© Ануфриева О. В., 2014
ТРИ ДУХОВНЫХ КОНЦЕРТА ДИАКОНА СЕРГИЯ ТРУБАЧЕВА НА ТЕКСТЫ АПОСТОЛЬСКИХ ПОСЛАНИЙ
Музыкальная интонация привносит свои законы развития тематизма, она хранит в себе генетическую память своей изначальной структуры и кристаллизует форму всего произведения. Выразительной музыкальной иллюстрацией этого явления могут послужить три духовных концерта диакона Сергия Трубачёва на тексты апостольских посланий. В складывании музыкальной композиции в одном отразились явления чисто музыкальные - там образовалась трехчастная форма; в двух концертах моделью стало напевное чтение, и в них выстроилась так называемая риторическая форма.
Ключевые слова: Сергий Трубачёв, духовный концерт, риторическая форма, псалмодия
Хоровой духовный концерт в России развивался в рамках богослужебного пения и был связан со священными текстами псалмов или праздничной гимнографии и создавался как устойчивый трёх-четырёхчастный цикл. Переосмысление этого жанра произошло к началу XX века. Это было время открытия отечественного наследия, преемственности художественных традиций, духовных основ творчества. Особую роль сыграло появление трудов по теории и истории гомилетики, в которых прояснялось значение риторической формы для всего древнерусского искусства. В одном из них дано богословское осмысление ключевых положений поэтики «лирики» и «псалмодики» как «субъективной предельности» и «субъективной бесконечности»: «Красота в творчестве требует законченности: где красота там есть границы и есть цельность. <.. .> Субъективная бесконечность, лежащая в основе псалмодики, только одной стороной держит ум и чувство человека в пределах образности, а другой — открывает сферы безгранично возвышенные и перспективы бесконечные» [5, с. 21]. В этих размышлениях открываются интуитивные поиски глубины воплощения в творчестве чувства и мысли, внешнего и внутреннего, прекрасного и величественного. Здесь же заложены перспективы развития образа и построения формы.
Эти идеи увлекли композиторов Нового направления: «самая форма многих духовных композиций новой школы изменилась, <.> прежние «концерты» с их «пропорциями» теперь заменены псалмами в свободной форме, зависящей только от текста» [4, с. 159]. Для возрождаемого национального духовно-музыкального творчества оказалось актуальным соединение интонационного мира древних распевов, принципов сложения музыкальной ткани русской протяжной песни и конструктивных параметров гоми-
лии — проповеди. Появившиеся тогда духовные концерты и авторские богослужебные песнопения в свободной форме «музыкальных псалмов» сохранили традиционный выбор текстов из Псалтири или гимнографии. И только в конце XX века появляются музыкальные воплощения апостольских посланий, в которых получили воплощение конструктивные закономерности «лирики» и «псалмодики».
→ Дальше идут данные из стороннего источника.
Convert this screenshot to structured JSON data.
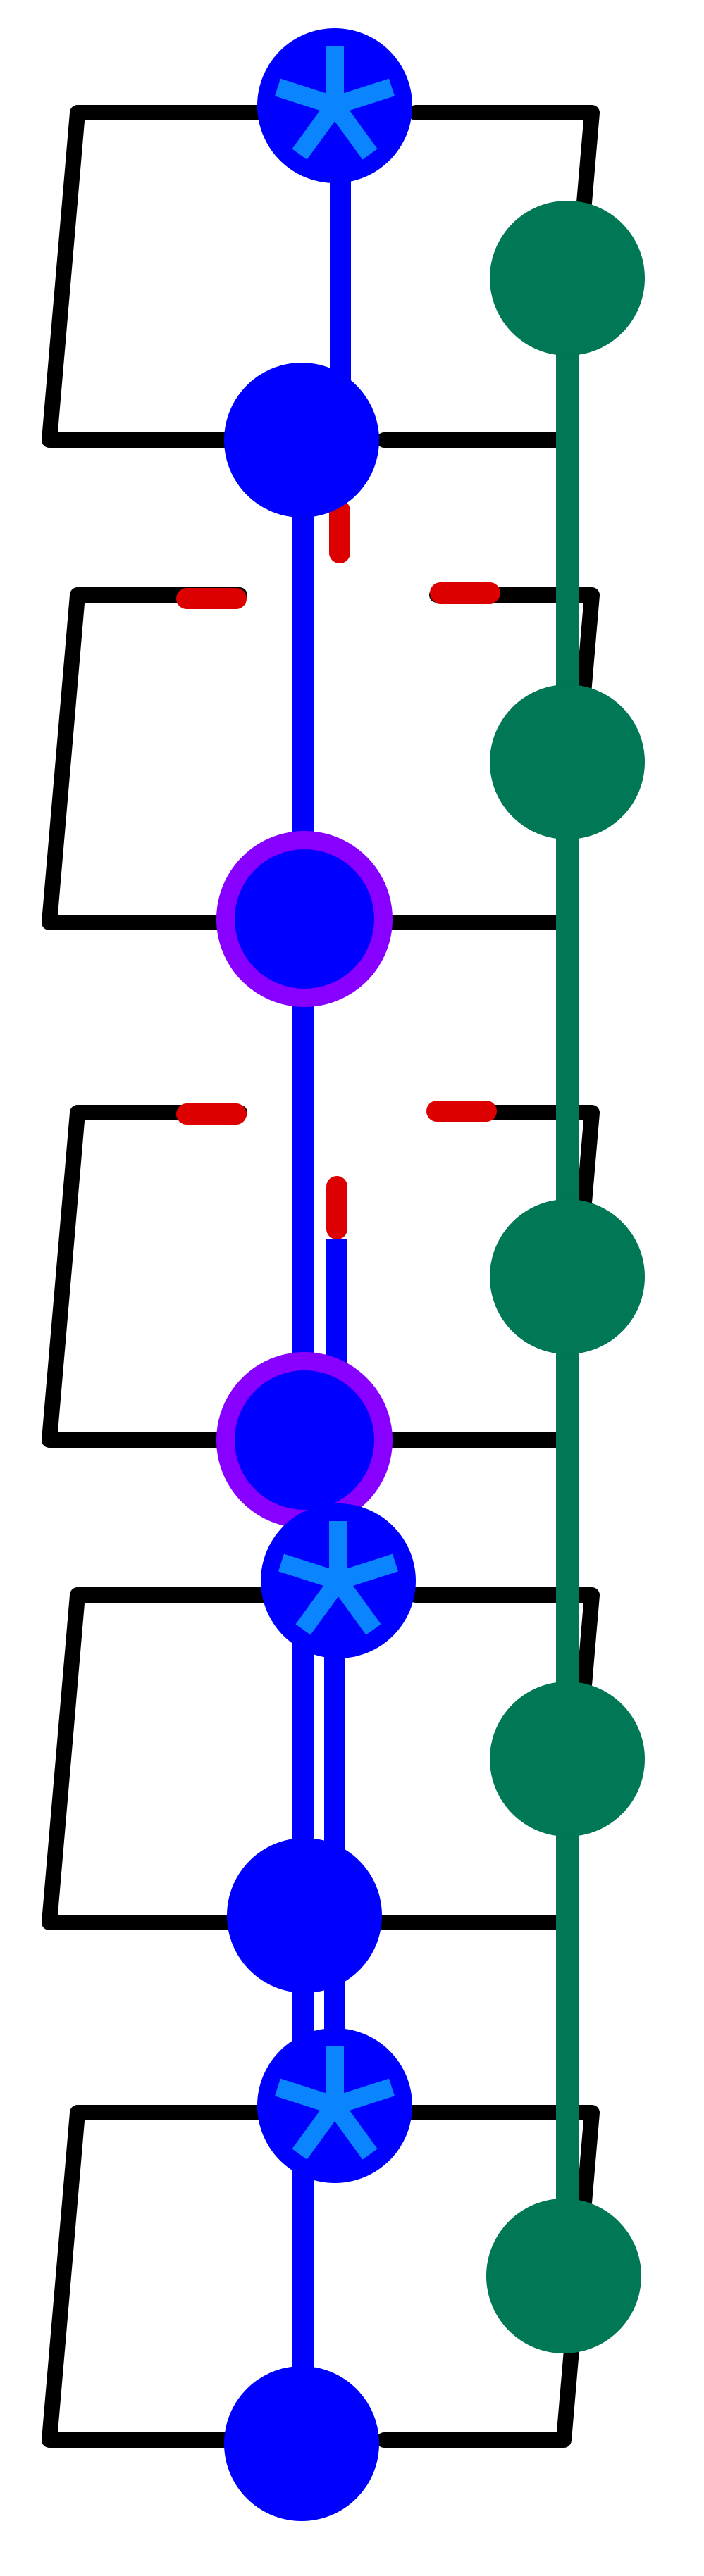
{
  "colors": {
    "background": "#ffffff",
    "frame": "#000000",
    "blue_chain": "#0000ff",
    "green_chain": "#007755",
    "star": "#0a84ff",
    "ring": "#8800ff",
    "red_mark": "#dd0000"
  },
  "nodes": [
    {
      "type": "star-node",
      "icon": "asterisk-icon"
    },
    {
      "type": "blue-node"
    },
    {
      "type": "ringed-node"
    },
    {
      "type": "ringed-node"
    },
    {
      "type": "star-node",
      "icon": "asterisk-icon"
    },
    {
      "type": "blue-node"
    },
    {
      "type": "star-node",
      "icon": "asterisk-icon"
    },
    {
      "type": "blue-node"
    }
  ],
  "green_nodes_count": 5,
  "red_marks_count": 6
}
В противовес музыкальной композиции «золотого сечения», в псалмодике действует логика риторической или «смысловой» формы. Её основные этапы: обращение (почин1), основное содержание (тезис-предложение), нравственный отклик, призыв к духовному подвигу (утверждение истины). «Основой подобного построения является святоотеческий опыт проповедания слова Божия» [7], по этой же логике выделялись пе-рикопы2 Священного Писания, движение мысли в них определяет «повышающий пафос <...> который развивает в сообществе свойства соборности» [3, с. 67]. Похожие закономерности просматриваются в эпических жанрах русского фольклора, которые «"красной нитью" проходят через все жанры. Это — особые формулы зачинов <...>, величальные формулы исходов — слав» [6, с. 10].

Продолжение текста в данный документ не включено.